Warshaw: Only in that we’re getting a broader, less-filtered look at the place. “Excited” isn’t the word, though. I’ve got a dread obsession with Kelly’s wave. I can’t look away. I’m turned on and despondent at the same time. Mostly despondent. For the surfer in me, Kelly’s wave is End of Days. We’ve traded magic for perfection, and it’s heartbreaking.

BeachGrit: Do you think this is Kelly’s coup de grâce? Now that world titles are out of reach, he redefines what surfing and pro surfing is?

Warshaw: Yes. Despite what I’ve said above, Kelly hasn’t done anything wrong, or evil. Mechanical surf was always in our future. Kelly was smart enough, and had enough juice, to get it there faster that it might have done otherwise. And yes, like you say, he gets to further reshape the sport way beyond whatever he’s done as a wave-riding innovator and champion.

BeachGrit: Let’s do a little role call. He’s got John John, Filipe, Gabriel, Carissa, Steph, alongside Hemmings, MR, Shaun, Rabbit, himself. Have you ever heard of such a gathering? And to do it in a shitty town peppered with crummy motels and an Indian casino four hours from LA. It’s a masterclass in PR.

Warshaw: There you go. Only Kelly could do that.

Pro surfing founder Fred Hemmings stopped by to check out @kellyslater'S passion project.

A post shared by Chris Mauro (@chris_mauro) on

BeachGrit: Tell me, gut instinct. Non surfing UFC guy and new non-surfing-former-tennis-pro CEO Sophie Goldschmidt running the show. Good, bad?

Warshaw: Gut instinct is, it has to be good, for no other reason than they know that WSL thus far has mostly failed, and needs a massive restructuring. But I’ll hedge my bet. If we’re looking at small events, some jet-setting when necessary, if we’re into a Mentawai playoff scenario — fantastic. But if wavepools are the end game, pro surfing is well and truly fucked.

https://www.instagram.com/p/BZPQd5OAA-e/?taken-by=wsl

BeachGrit: Read this quote from today’s event and tell me what you think: “Put simply: this is a research and development exercise that allows all the stakeholders involved in any future event to understand the wide array of opportunities available. Everyone from competitors, organizers, judges, broadcasters, sponsors and even a delegation of the sport’s founders are on hand to witness the technology that will have a dramatic effect on the future of surfing’s evolution”

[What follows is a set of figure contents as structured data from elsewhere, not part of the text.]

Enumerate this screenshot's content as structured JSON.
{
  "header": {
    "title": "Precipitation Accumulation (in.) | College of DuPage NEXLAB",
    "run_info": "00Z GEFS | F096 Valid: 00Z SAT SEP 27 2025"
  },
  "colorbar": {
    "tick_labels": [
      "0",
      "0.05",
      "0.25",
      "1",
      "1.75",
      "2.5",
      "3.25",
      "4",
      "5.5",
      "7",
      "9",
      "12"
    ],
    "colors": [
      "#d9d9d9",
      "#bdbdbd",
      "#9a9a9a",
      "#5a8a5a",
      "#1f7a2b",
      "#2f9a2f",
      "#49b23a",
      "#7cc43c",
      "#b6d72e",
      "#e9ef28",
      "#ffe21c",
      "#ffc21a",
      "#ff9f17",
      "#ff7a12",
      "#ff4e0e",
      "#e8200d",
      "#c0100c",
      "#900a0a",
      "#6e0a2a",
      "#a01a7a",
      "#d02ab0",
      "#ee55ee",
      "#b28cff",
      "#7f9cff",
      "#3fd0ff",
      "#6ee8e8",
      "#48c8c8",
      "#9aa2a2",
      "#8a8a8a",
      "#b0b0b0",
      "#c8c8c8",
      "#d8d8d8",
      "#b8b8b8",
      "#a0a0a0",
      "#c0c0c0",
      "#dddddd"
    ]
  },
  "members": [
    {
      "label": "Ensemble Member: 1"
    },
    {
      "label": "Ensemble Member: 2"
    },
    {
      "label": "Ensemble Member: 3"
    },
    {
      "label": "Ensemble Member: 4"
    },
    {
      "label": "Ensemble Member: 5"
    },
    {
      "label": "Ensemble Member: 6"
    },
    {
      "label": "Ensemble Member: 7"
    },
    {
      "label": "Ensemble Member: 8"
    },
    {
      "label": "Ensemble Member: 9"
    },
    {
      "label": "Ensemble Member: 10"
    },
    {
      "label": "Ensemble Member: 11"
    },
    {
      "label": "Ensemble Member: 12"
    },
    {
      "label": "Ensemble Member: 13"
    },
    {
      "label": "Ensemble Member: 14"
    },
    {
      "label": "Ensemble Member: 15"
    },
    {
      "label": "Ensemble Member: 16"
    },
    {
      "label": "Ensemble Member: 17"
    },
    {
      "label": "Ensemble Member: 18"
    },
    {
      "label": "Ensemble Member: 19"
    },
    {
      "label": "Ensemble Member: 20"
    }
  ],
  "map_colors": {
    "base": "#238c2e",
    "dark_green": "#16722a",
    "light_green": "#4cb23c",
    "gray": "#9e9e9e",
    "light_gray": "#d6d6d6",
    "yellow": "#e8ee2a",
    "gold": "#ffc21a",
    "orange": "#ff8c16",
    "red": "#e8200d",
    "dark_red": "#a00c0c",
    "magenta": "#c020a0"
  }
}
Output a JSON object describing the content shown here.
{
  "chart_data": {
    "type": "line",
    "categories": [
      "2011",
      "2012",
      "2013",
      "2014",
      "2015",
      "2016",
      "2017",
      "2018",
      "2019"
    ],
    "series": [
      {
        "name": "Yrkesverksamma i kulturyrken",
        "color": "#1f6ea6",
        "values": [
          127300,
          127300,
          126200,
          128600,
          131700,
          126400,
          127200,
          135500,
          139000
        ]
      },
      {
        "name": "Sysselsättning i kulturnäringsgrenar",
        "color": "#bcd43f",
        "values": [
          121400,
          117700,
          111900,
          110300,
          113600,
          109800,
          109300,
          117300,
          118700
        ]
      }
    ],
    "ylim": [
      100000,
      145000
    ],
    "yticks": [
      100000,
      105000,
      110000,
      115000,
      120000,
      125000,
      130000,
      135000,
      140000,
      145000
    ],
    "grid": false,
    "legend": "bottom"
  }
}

Warshaw: Oh. I hadn’t seen that. I guess we’re 25 degrees closer to well and truly fucked.

BeachGrit: After Steph, Filipe and John, I felt like I saw all that was going to happen. Did you have a similar experience? 

Warshaw: Every wave is a 10. You’re just ticking down point fractions. That, and as a viewer, you’ve already ridden each wave in your mind before it starts.

BeachGrit: In your opinion, as custodian of the sport’s history, what’s next?

Warshaw: As custodian of the sport’s history, I’ll remind people that, before automated surf shot it out from beneath us, we were riding the unicorn of sports.